Antennas for wireless devices have to be small, which implies restrictions on the bandwidth. There is a well known trade-off between antenna size and bandwidth. The smaller the antenna, the smaller the bandwidth, and particularly, typical prior-art internal antennas for a handheld device feature a 5-15% relative bandwidth at frequencies such as those of typical cellular, mobile and wireless services (800 MHz-2200 MHz). When an internal antenna is operated outside its operating bandwidth, the gain, the efficiency and matching characteristics (VSWR, return-loss) of the antenna become severely degraded to unacceptable levels.

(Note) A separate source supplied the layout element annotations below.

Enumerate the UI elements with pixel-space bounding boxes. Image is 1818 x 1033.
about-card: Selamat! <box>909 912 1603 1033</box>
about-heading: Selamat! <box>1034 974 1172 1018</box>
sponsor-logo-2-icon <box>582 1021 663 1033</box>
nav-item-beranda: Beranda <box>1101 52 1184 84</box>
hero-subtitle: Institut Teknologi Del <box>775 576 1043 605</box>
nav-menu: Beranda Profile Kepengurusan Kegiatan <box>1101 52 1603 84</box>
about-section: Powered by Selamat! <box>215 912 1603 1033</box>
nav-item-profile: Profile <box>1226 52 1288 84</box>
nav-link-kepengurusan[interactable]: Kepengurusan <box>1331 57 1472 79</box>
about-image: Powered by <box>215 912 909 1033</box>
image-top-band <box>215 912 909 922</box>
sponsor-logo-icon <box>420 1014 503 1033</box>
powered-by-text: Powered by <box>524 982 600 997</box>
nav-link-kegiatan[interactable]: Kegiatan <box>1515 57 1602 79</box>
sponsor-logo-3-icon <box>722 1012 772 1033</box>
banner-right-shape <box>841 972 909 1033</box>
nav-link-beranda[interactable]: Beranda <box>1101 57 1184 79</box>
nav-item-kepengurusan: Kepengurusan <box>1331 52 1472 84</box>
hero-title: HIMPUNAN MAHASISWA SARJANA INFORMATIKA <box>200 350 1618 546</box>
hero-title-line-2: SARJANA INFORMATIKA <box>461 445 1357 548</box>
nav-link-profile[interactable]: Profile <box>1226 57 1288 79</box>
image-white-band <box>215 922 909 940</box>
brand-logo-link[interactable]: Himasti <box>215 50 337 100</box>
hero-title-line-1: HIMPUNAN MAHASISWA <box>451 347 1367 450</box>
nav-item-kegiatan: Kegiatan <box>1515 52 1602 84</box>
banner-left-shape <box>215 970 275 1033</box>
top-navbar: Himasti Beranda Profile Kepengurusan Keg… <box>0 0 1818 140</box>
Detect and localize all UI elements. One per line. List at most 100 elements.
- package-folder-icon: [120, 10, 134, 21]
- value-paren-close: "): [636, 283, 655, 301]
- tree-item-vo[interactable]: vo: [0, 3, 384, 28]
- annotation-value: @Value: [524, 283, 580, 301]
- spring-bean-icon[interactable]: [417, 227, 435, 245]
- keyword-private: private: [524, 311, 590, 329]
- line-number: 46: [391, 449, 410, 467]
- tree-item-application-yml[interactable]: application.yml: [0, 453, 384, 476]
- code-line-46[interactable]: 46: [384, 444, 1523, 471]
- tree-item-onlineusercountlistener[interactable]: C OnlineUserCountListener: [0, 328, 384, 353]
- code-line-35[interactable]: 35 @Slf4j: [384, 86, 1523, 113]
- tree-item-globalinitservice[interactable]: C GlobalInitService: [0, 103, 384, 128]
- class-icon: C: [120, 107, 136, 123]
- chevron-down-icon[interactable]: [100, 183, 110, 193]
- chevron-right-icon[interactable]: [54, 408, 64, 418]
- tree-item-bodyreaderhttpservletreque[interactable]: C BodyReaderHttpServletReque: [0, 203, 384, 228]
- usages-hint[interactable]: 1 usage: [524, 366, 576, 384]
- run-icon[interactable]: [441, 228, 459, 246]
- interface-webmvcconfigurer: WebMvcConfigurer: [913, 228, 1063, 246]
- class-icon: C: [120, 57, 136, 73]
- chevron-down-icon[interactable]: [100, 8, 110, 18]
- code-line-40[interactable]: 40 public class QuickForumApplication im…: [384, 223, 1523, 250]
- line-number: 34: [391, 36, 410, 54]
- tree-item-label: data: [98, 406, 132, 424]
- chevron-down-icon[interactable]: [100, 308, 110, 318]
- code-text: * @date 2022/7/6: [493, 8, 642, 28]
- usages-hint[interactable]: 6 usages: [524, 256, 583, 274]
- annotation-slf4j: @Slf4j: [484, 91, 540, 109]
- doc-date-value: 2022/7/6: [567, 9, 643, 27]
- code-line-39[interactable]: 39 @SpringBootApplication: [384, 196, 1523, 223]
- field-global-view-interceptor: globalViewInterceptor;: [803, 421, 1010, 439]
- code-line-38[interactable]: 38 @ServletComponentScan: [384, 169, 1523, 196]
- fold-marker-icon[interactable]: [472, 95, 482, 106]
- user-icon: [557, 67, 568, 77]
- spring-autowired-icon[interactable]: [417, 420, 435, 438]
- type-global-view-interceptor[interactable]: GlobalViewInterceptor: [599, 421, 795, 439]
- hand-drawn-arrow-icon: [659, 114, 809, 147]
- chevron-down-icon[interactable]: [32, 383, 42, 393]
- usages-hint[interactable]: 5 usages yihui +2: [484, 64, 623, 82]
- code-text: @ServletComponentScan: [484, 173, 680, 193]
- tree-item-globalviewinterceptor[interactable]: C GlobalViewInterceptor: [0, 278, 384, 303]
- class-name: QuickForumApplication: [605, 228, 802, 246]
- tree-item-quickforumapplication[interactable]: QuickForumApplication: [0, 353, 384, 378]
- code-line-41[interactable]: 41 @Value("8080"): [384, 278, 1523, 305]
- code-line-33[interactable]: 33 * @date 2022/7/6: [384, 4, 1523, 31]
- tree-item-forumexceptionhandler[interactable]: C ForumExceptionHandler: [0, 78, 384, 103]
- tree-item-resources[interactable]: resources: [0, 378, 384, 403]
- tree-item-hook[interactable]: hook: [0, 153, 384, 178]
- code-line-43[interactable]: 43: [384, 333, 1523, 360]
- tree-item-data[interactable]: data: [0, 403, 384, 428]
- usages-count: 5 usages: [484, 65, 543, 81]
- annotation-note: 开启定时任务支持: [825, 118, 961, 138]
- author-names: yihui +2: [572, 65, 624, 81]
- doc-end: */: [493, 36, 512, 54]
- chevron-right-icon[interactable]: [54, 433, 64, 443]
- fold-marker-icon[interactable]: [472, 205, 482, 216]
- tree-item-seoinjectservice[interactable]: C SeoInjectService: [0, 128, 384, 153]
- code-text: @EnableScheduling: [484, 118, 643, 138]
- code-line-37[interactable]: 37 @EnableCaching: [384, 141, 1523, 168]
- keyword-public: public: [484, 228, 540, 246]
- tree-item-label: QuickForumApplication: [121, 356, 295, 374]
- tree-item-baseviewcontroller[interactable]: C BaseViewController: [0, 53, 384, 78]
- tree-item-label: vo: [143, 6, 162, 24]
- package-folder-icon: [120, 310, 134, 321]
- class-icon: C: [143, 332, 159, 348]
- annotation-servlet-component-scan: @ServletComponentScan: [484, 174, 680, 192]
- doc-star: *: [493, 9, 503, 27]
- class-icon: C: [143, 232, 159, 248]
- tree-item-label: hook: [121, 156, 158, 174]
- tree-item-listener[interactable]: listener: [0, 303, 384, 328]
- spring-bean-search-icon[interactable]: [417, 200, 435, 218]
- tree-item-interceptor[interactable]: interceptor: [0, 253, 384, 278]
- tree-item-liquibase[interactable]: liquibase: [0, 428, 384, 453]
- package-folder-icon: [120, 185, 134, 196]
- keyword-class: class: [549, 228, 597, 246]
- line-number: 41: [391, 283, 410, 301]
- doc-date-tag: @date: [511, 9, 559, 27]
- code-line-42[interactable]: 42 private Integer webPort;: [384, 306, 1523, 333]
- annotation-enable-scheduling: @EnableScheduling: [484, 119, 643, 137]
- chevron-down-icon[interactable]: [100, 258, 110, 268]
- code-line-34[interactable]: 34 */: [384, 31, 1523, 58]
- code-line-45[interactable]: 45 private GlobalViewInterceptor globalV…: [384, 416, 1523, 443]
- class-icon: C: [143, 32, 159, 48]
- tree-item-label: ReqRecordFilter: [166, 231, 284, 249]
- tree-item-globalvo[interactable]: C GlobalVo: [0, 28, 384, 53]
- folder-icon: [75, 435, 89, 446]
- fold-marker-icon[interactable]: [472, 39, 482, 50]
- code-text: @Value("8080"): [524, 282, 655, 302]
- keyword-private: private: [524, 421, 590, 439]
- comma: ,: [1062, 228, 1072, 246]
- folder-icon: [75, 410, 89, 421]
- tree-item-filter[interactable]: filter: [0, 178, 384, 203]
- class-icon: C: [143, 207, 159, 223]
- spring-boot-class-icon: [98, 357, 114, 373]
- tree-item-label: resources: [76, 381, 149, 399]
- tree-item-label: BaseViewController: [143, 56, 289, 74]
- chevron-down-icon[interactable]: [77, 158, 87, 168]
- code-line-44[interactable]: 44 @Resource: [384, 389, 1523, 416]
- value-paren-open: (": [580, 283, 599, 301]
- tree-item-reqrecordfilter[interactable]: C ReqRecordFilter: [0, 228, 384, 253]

There are antenna systems for wireless devices featuring a wide bandwidth. Those antenna systems rely substantially on the radiating efficiency of the ground-plane or on a large antenna element, and are very sensitive to hand loading effects.
For instance, in an antenna system with a single large antenna element, when the user is operating the wireless device, the proximity of the hand to this large antenna element (in which the currents are high compared to the currents in the ground plane) facilitates an electrical coupling between the hand and the antenna element which may detune the antenna element, may change its impedance, and may in addition cause radiation losses.
It has been observed that known prior art solutions feature antenna elements typically located at the ends of the wireless handheld device. Thus, when the wireless handheld device is being operated, the hand does not shield/cover the antenna element and, therefore, the hand loading effects are minimized. There is a very obvious trade-off, since when the antenna element is made bigger to achieve a wide bandwidth, the hand loading effects increase as the area used by the antenna system increases.
As stated earlier, there are also prior art antenna systems featuring a wide bandwidth which rely largely on the radiating efficiency of the ground-plane. Since handheld devices feature a ground-plane which typically extends throughout the whole device, the antenna system ideally featuring a wide bandwidth becomes very sensitive to hand loading effects. As a result of the hand loading effects, the bandwidth is reduced or the whole antenna system may be detuned.
One of the challenges that antenna designers face is providing an antenna system for a handset that features a wide bandwidth while not being substantially influenced by hand loading. As previously stated, while reducing the size might provide a solution to the problem involved with the hand loading effects, the bandwidth and gain degradations introduced by the size reduction are usually unacceptable.
A particular technique of balancing antennas that minimizes the effect of hand loading is found in B. S. Collins, S. P. Kingsley, J. M. Ide, S. A. Saario, R. W. Schlub, and S. G. O'Keefe, “A multi-band hybrid balanced antenna,” presented at the 2006 IEEE International Workshop on Antenna Technology: Small Antennas and Novel Metamaterials, White Plains, N.Y., Mar. 6-8, 2006. The paper describes a multi-band antenna incorporating a balanced feed network which shows substantial immunity to the usual ground-plane hand loading effects. Said technique is not satisfactory though, since the resulting antenna system has typically twice the size of the original antenna system.
There are several prior-art antennas, as described in patent application publ. no. WO-A-02/065583, entitled “Magnetic dipole and shielded spiral sheet antennas structures and methods,” whose configuration and shape provide a shield to block radio frequency energy from being absorbed in a body. An antenna structure as disclosed in WO-A-02/065583 is designed so that radio frequency energy tends to flow in the direction away from a person. Those prior-art antennas allegedly feature a robust behavior to hand proximity influence, but their bandwidth appears to be insufficient for many practical applications.
Antenna combinations or multiple antenna sets, that is, antenna systems having at least two individual antenna elements whose output signals are combined, are generally known (for instance, Multiple-Input Multiple-Output MIMO and diversity systems).
Antenna diversity is a transmission technique useful in multipath environments. A multipath environment is one where the information-carrying signal is transmitted along different propagation paths. These propagation paths may experience different channel conditions (e.g., different fading, multipath, and interference effects) and may feature different signal-to-noise-and-interference ratios (SNRs). Therefore, the information-carrying signal can arrive through different paths and have different levels. Antenna designers configure diversity antenna systems in such a way that the two or more antenna elements are placed so that they are uncorrelated and, therefore, the information-carrying signal arriving to each one of them will not simultaneously feature minimum levels. A diversity combining circuit combines or selects the signals from the receiver antenna elements to constitute an improved quality signal.
Also, antenna arrays are used when the radiation characteristics required for a certain application are not achievable by a single antenna element. The arrangement of the antenna elements forming an array is normally so that the antenna array features a directive radiation pattern that provides a radiation maximum in a particular direction. Antenna arrays are typically used to achieve directivity in one or more orthogonal polarizations. In such antenna arrays, the distance between the antenna elements is usually larger than half of a free space operating wavelength of the antenna elements, and quite often substantially close to one free space operating wavelength (such as in the order of 0.8 or 0.9 wavelengths, or alike).